DISPATCHES – SANS TITRE
Dispatches, 2024, exhibition view, Sans titre, Paris – Photographie Aurélien Mole
EN DIRECT / Exposition « Dispatches » organisée par Hamish Pearch, jusqu’au 17 février 2024, Sans titre, Paris
Avec Lotte Andersen, Aaron Angell, Aysha E Arar, Gabriella Boyd, Brian Griffiths, Clara Hastrup, Hamish Pearch, John Alexander Skelton, Catherine Story, Sean Steadman, Lewis Teague Wright
Rassemblant treize artistes et créateurs étrangers à Paris, Dispatches est une exploration des thématiques liées au voyage, à l’éloignement et de la capacité de la production créative à traverser les espaces et les lieux.
Faisant office de socles humains, les mannequins habillés de John Alexander Skelton, deviennent des corps dans la pièce, des spectateurs immobiles enveloppés dans les pièces d’archives du designer anglais – dont le travail de recherche explore les traditions folkloriques et historiques des Îles Britanniques. Des broches confectionnées à la main en collaboration avec Slim Barrett, jalonnent également les murs entre les trois silhouettes.
Chaque personnage constitue une île en soi, mais avec chaque nouveau visiteur, la pièce devient un archipel de mondes intérieurs en constante évolution. Les marionnettes se joignent aux mannequins pour constituer une assemblée hétéroclite, peuplée de pèlerins et d’interprètes immobiles.
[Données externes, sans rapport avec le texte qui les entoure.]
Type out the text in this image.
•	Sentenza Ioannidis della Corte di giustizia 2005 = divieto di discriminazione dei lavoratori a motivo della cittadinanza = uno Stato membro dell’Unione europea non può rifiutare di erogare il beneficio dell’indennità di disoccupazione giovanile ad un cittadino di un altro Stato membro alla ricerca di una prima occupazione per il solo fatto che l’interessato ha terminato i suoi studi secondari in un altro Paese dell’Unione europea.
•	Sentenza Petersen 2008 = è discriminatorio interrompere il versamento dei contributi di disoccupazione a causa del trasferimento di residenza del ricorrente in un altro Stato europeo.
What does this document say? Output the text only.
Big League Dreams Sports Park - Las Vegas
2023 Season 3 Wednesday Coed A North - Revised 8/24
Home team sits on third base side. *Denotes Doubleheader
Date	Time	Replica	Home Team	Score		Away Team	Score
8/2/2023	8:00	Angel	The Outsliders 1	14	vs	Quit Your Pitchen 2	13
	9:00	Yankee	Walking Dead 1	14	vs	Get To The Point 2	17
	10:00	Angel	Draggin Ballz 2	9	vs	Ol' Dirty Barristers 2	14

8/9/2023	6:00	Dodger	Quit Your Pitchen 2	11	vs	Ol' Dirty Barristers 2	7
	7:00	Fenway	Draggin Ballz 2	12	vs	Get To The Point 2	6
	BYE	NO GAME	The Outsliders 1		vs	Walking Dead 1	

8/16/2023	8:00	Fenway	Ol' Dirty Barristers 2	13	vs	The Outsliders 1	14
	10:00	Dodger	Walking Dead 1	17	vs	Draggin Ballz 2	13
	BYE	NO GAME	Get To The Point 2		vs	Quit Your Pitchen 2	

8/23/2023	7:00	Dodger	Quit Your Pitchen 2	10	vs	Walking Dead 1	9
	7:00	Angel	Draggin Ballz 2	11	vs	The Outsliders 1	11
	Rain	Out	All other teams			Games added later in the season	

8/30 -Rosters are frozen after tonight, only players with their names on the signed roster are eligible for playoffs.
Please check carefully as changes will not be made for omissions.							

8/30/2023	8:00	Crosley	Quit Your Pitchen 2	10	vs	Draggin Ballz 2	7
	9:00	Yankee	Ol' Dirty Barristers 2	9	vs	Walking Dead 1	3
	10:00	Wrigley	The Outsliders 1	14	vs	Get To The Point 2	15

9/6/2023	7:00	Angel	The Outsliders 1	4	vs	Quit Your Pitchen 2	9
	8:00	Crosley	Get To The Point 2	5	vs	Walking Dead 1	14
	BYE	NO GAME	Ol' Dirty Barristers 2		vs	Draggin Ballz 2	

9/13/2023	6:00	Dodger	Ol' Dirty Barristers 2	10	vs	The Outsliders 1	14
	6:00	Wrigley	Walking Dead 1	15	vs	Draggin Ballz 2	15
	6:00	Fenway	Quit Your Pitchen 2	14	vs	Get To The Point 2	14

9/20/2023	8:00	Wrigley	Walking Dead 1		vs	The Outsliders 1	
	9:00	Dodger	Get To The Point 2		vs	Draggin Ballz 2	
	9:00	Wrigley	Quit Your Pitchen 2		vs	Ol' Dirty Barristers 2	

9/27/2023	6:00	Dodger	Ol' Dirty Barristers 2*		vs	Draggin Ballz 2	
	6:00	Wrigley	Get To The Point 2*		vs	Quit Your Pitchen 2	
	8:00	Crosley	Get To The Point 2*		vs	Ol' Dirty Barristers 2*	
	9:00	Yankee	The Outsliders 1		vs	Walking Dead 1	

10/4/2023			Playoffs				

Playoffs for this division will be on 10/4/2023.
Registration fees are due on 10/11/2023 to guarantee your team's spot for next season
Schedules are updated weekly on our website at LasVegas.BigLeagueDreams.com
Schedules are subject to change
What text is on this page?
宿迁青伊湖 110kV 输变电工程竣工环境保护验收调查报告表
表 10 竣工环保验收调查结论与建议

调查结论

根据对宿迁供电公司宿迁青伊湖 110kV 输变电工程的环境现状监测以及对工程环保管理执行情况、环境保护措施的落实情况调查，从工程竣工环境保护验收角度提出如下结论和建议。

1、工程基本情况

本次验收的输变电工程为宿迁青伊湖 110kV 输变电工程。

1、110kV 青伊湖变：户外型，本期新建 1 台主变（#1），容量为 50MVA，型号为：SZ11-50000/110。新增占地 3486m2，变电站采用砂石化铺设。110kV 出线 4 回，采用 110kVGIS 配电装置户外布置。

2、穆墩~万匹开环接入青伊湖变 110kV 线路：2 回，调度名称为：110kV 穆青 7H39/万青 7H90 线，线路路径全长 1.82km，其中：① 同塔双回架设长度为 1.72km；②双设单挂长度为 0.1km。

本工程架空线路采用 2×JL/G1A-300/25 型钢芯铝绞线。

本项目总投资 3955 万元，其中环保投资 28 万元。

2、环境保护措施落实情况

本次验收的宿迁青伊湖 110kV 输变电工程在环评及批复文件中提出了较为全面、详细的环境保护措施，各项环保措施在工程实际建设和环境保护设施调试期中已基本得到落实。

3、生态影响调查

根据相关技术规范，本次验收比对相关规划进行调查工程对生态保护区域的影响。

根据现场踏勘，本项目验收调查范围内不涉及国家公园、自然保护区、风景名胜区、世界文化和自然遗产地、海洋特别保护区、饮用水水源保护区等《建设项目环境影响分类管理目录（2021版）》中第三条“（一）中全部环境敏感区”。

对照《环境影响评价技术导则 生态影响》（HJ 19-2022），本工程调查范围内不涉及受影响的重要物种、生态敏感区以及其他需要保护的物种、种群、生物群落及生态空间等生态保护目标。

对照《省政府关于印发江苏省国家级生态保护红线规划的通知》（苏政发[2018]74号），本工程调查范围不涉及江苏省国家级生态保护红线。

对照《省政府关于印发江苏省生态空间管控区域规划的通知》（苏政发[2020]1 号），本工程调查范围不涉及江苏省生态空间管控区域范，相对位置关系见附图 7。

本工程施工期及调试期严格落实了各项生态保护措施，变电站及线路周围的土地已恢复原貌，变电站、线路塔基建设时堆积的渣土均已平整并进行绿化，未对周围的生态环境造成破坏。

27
Certains observent, d’autres sont observés. Les marionnettes de Brian Griffiths sont assises, inanimées et semblent pleines de promesses, rêvant d’une vie sur la route comme de se replier introspectivement sur elles-mêmes. De passage également, les personnages fantomatiques de Gabriella Boyd voyagent entre différents états, symbolisant la fugacité de l’espace psychologique.
Les œuvres sur papier d’Aysha E Arar deviennent des dépêches expédiées depuis sa Palestine natale, des instantanées ; elle y conte l’histoire d’une sirène qui découvre quelle n’appartient pas au monde des poissons, un être liminal trop à l’étroit. La résistance créative s’infiltre à travers les fissures, même les plus minces, et le rêve devient une forme de voyage en soi. En parallèle, le travail de Lotte Andersen aborde les histoires familiales liées à l’immigration et à la diaspora poétique, illustrant le cas de sa famille, quittant les Caraïbes et l’Inde pour le Royaume-Uni.
L’escargot d’Aaron Angell porte sa maison émaillée sur le dos, figé dans le temps par le four alchimique. Un mélange géologique de schiste tamisé ; matériau qui a bénéficié de sa dérive continentale. Le mouvement ralenti et flâneur de l’exposition est contrasté par la vitesse et l’activité imposées par des forces extérieures.
La série “Perishables” de Clara Hastrup est constituée de légumes et les fruits modifiés, remodelant le monde à travers une logique satirique et pseudo-consumériste. Un fenouil en sursis est réglé sur le fuseau horaire parisien, chaque jour un radis est réimaginé pour prendre la forme d’un volet de badminton. La pratique de Sean Steadman s’attache également à chercher de nouveaux territoires en explorant des logiques tortueuses. Pour lui, l’histoire de la production d’images, de la Préhistoire à l’ère contemporaine, est corsetée, perforée, emmêlée, gonflée et remodelée en une soupe épaisse sur les toiles.
Les sculptures de Catherine Story, qui rappellent d’anciennes caméras et autres accessoires de cinéma, révèlent avec un M majuscule la Magie des clichés de l’âge d’or d’Hollywood. Si les objets de Story sont les missives d’une époque révolue, ceux de Lewis TeagueWright entremêlent quant à eux la nostalgie avec une sorte de futurisme mystique. Ses Polaroids et empreintes digitales deviennent les outils d’une supercherie, ces images polaroïdes générées par l’IA représentatives d’un avenir imaginé par une entité aveugle, dans la lignée d’une technologie photographique obsolète.
Des œuvres sculpturales plus petites oscillent entre préoccupations macro et micro, arrangées par Hamish Pearch qui réalise des événements tridimensionnels issus de diagrammes et de transformations matérielles. Ainsi, la Terre devient une île au milieu d’une constellation d’étoiles et de galaxies. Lorsqu’on commence à envisager l’insularité à petite échelle, à l’échelle humaine, notre seul espoir est de ne jamais cesser de tendre la main à l’autre.